Marianne - Laurent Pinsolle - Blogueur associé | Lundi 21 Novembre 2011 à 12:01


La victoire de la droite espagnole ne doit pas faire illusion. « Il ne s’agit que d’un mouvement de balancier classique où le parti au pouvoir en est éjecté du fait de la crise économique », souligne Laurent Pinsolle, soutien de Nicolas Dupont-Aignan. Notre blogueur associé relève notamment que la remise en cause de la monnaie unique, qui fait pourtant mal au pays, n’existe pratiquement pas en Espagne.



Hier, les Espagnols ont décidé de congédier le PSOE pour confier le pouvoir au Parti Populaire de Mariano Rajoy, pour qui la troisième candidature aura été la bonne. L’orthodoxie européenne signe une troisième victoire après celles déjà gagnées en Grèce et en Italie.

Relecture de l’histoire économique espagnole récente

Si le parti de Zapatero, qui avait renoncé à se représenter, a été balayé, c’est à cause de la très grave crise économique que traverse le pays. Le taux de chômage dépasse 22% et pire, les 40% pour les jeunes. Après des années de croissance et de rattrapage, l’Espagne va mal, même si elle n’est pas dans la situation de la Grèce. Mais cette campagne a malheureusement été extrêmement mal couverte en France, où les responsabilités de la crise sont très mal établies.

Une partie des médias attribue la crise espagnole à des dépenses inconsidérées de l’Etat et des collectivités locales. Bien sûr, on constate aujourd’hui que cela est en partie vrai : il suffit de prendre l’exemple d’aéroports ou de gares de TGV désertes. Mais cette interprétation est partielle et partiale. On oublie un peu vite que l’Espagne avait un excédent budgétaire solide avant la crise (pendant trois années consécutives) et la dette la plus faible de la zone euro (moins de 40% du PIB).
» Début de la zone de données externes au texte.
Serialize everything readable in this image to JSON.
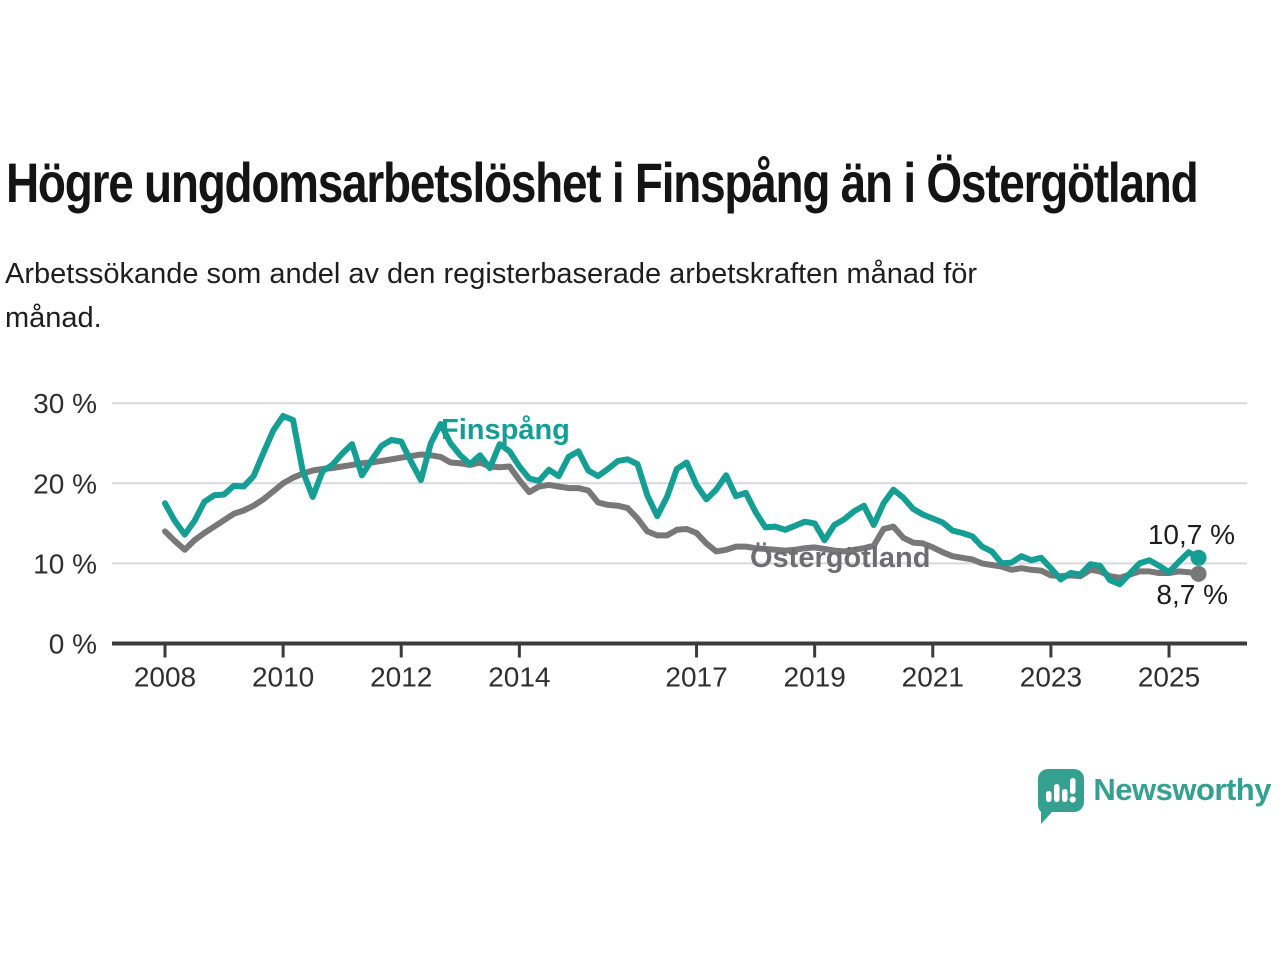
{
  "header": {
    "title": "Högre ungdomsarbetslöshet i Finspång än i Östergötland",
    "subtitle_lines": [
      "Arbetssökande som andel av den registerbaserade arbetskraften månad för",
      "månad."
    ]
  },
  "chart_data": {
    "type": "line",
    "title": "Högre ungdomsarbetslöshet i Finspång än i Östergötland",
    "subtitle": "Arbetssökande som andel av den registerbaserade arbetskraften månad för månad.",
    "xlabel": "",
    "ylabel": "",
    "x_unit": "year",
    "x_start": 2008.0,
    "x_step": 0.166667,
    "x_end": 2025.5,
    "ylim": [
      0,
      30
    ],
    "yticks": [
      0,
      10,
      20,
      30
    ],
    "ytick_labels": [
      "0 %",
      "10 %",
      "20 %",
      "30 %"
    ],
    "xticks": [
      2008,
      2010,
      2012,
      2014,
      2017,
      2019,
      2021,
      2023,
      2025
    ],
    "grid": "horizontal",
    "gridline_color": "#d9d9d9",
    "axis_color": "#3b3b3b",
    "tick_label_color": "#2f2f2f",
    "legend_position": "inline-labels",
    "series": [
      {
        "id": "finspang",
        "name": "Finspång",
        "color": "#149e94",
        "label_color": "#149e94",
        "end_label": "10,7 %",
        "end_value": 10.7,
        "values": [
          17.5,
          15.3,
          13.6,
          15.3,
          17.7,
          18.5,
          18.6,
          19.7,
          19.6,
          20.9,
          23.8,
          26.6,
          28.4,
          27.9,
          21.5,
          18.3,
          21.5,
          22.3,
          23.7,
          24.9,
          21.0,
          22.9,
          24.7,
          25.4,
          25.2,
          22.7,
          20.4,
          25.0,
          27.4,
          25.0,
          23.5,
          22.4,
          23.5,
          21.9,
          24.9,
          24.0,
          22.1,
          20.6,
          20.3,
          21.7,
          20.9,
          23.3,
          24.0,
          21.6,
          20.9,
          21.8,
          22.8,
          23.0,
          22.4,
          18.5,
          15.9,
          18.3,
          21.8,
          22.6,
          19.8,
          18.0,
          19.2,
          21.0,
          18.4,
          18.8,
          16.4,
          14.5,
          14.6,
          14.2,
          14.7,
          15.2,
          15.0,
          12.9,
          14.8,
          15.5,
          16.5,
          17.2,
          14.8,
          17.5,
          19.2,
          18.2,
          16.8,
          16.1,
          15.6,
          15.1,
          14.1,
          13.8,
          13.4,
          12.1,
          11.5,
          10.0,
          10.1,
          10.9,
          10.4,
          10.7,
          9.4,
          8.0,
          8.8,
          8.6,
          9.9,
          9.7,
          7.9,
          7.4,
          8.7,
          10.0,
          10.4,
          9.7,
          8.9,
          10.2,
          11.4,
          10.7
        ]
      },
      {
        "id": "ostergotland",
        "name": "Östergötland",
        "color": "#787878",
        "label_color": "#6e6e70",
        "end_label": "8,7 %",
        "end_value": 8.7,
        "values": [
          14.0,
          12.8,
          11.7,
          12.9,
          13.8,
          14.6,
          15.4,
          16.2,
          16.6,
          17.2,
          18.0,
          19.0,
          20.0,
          20.7,
          21.2,
          21.6,
          21.8,
          21.9,
          22.1,
          22.3,
          22.5,
          22.6,
          22.8,
          23.0,
          23.2,
          23.4,
          23.6,
          23.5,
          23.3,
          22.6,
          22.5,
          22.3,
          22.6,
          22.1,
          22.0,
          22.1,
          20.4,
          18.9,
          19.6,
          19.8,
          19.6,
          19.4,
          19.4,
          19.1,
          17.6,
          17.3,
          17.2,
          16.9,
          15.6,
          14.0,
          13.5,
          13.5,
          14.2,
          14.3,
          13.8,
          12.5,
          11.5,
          11.7,
          12.1,
          12.1,
          11.9,
          11.8,
          11.7,
          11.6,
          11.7,
          11.9,
          12.0,
          11.8,
          11.6,
          11.5,
          11.7,
          11.9,
          12.2,
          14.3,
          14.6,
          13.2,
          12.6,
          12.5,
          12.0,
          11.4,
          10.9,
          10.7,
          10.5,
          10.0,
          9.8,
          9.6,
          9.2,
          9.4,
          9.2,
          9.1,
          8.5,
          8.4,
          8.5,
          8.4,
          9.2,
          9.0,
          8.4,
          8.2,
          8.6,
          9.0,
          9.0,
          8.8,
          8.8,
          9.0,
          8.9,
          8.7
        ]
      }
    ]
  },
  "footer": {
    "brand": "Newsworthy",
    "brand_color": "#35a08f",
    "logo_icon": "speech-bubble-bar-chart-icon"
  }
}
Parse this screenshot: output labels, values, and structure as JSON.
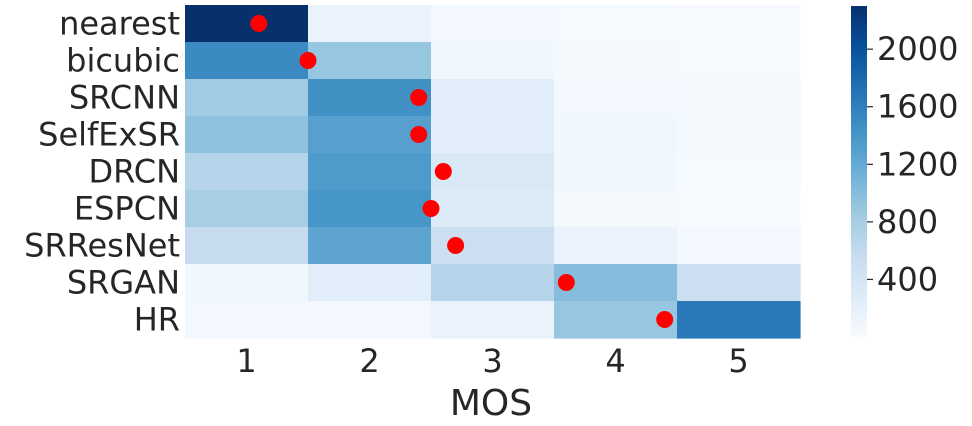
{
  "chart_data": {
    "type": "heatmap",
    "title": "",
    "xlabel": "MOS",
    "ylabel": "",
    "x_categories": [
      "1",
      "2",
      "3",
      "4",
      "5"
    ],
    "y_categories": [
      "nearest",
      "bicubic",
      "SRCNN",
      "SelfExSR",
      "DRCN",
      "ESPCN",
      "SRResNet",
      "SRGAN",
      "HR"
    ],
    "values": [
      [
        2300,
        150,
        50,
        20,
        10
      ],
      [
        1500,
        900,
        80,
        30,
        10
      ],
      [
        850,
        1450,
        250,
        60,
        30
      ],
      [
        950,
        1300,
        250,
        80,
        30
      ],
      [
        700,
        1350,
        350,
        80,
        20
      ],
      [
        800,
        1400,
        300,
        40,
        10
      ],
      [
        550,
        1250,
        500,
        150,
        50
      ],
      [
        80,
        250,
        700,
        1000,
        500
      ],
      [
        50,
        60,
        150,
        900,
        1650
      ]
    ],
    "mean_opinion_score": [
      1.6,
      2.0,
      2.9,
      2.9,
      3.1,
      3.0,
      3.2,
      4.1,
      4.9
    ],
    "marker_color": "#ff0000",
    "colormap": "Blues",
    "colorbar": {
      "ticks": [
        400,
        800,
        1200,
        1600,
        2000
      ],
      "range": [
        0,
        2300
      ]
    }
  }
}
Bref, il est totalement abusif de dire que c’est l’excès de dépenses publiques qui a plongé l’Espagne dans la crise. La bulle ibérique ne vient pas de l’Etat mais beaucoup plus de l’euro, qui a imposé des taux d’intérêt beaucoup trop bas pour l’économie espagnole, ce qui a permis de financer des projets qui n’auraient du être rentables. Si l’Espagne avait conservé une politique monétaire nationale indépendante, alors, elle aurait pu monter ses taux d’intérêt et éviter le désastre actuel.

Une défaite du PSOE plus qu’une victoire du PP

Espagne : l’alternance, pas l’alternative
La victoire de la droite espagnole ne doit pas faire illusion. Il ne s’agit que d’un mouvement de balancier classique où le parti au pouvoir en est éjecté du fait de la crise économique. Mariano Rajoy a été extrêmement peu disert pendant la campagne, n’ayant pas besoin de révéler les détails de son programme pour gagner. Malheureusement, la vraie responsabilité de la crise (le passage à la monnaie unique) a été totalement absente des débats en Espagne.

Malgré tout, cela est assez logique : pour l’Espagne, tout ce qui vient d’Europe est forcément bon. L’adhésion à la CEE a suivi de près le processus de démocratisation. Et pendant vingt ans, les subsides européennes ont permis à l’économie ibérique de rattraper une partie de son retard et de se développer à marche forcée. L’accession à la monnaie unique a également une dimension statutaire, à savoir que les absents font un peu partie d’une seconde division européenne.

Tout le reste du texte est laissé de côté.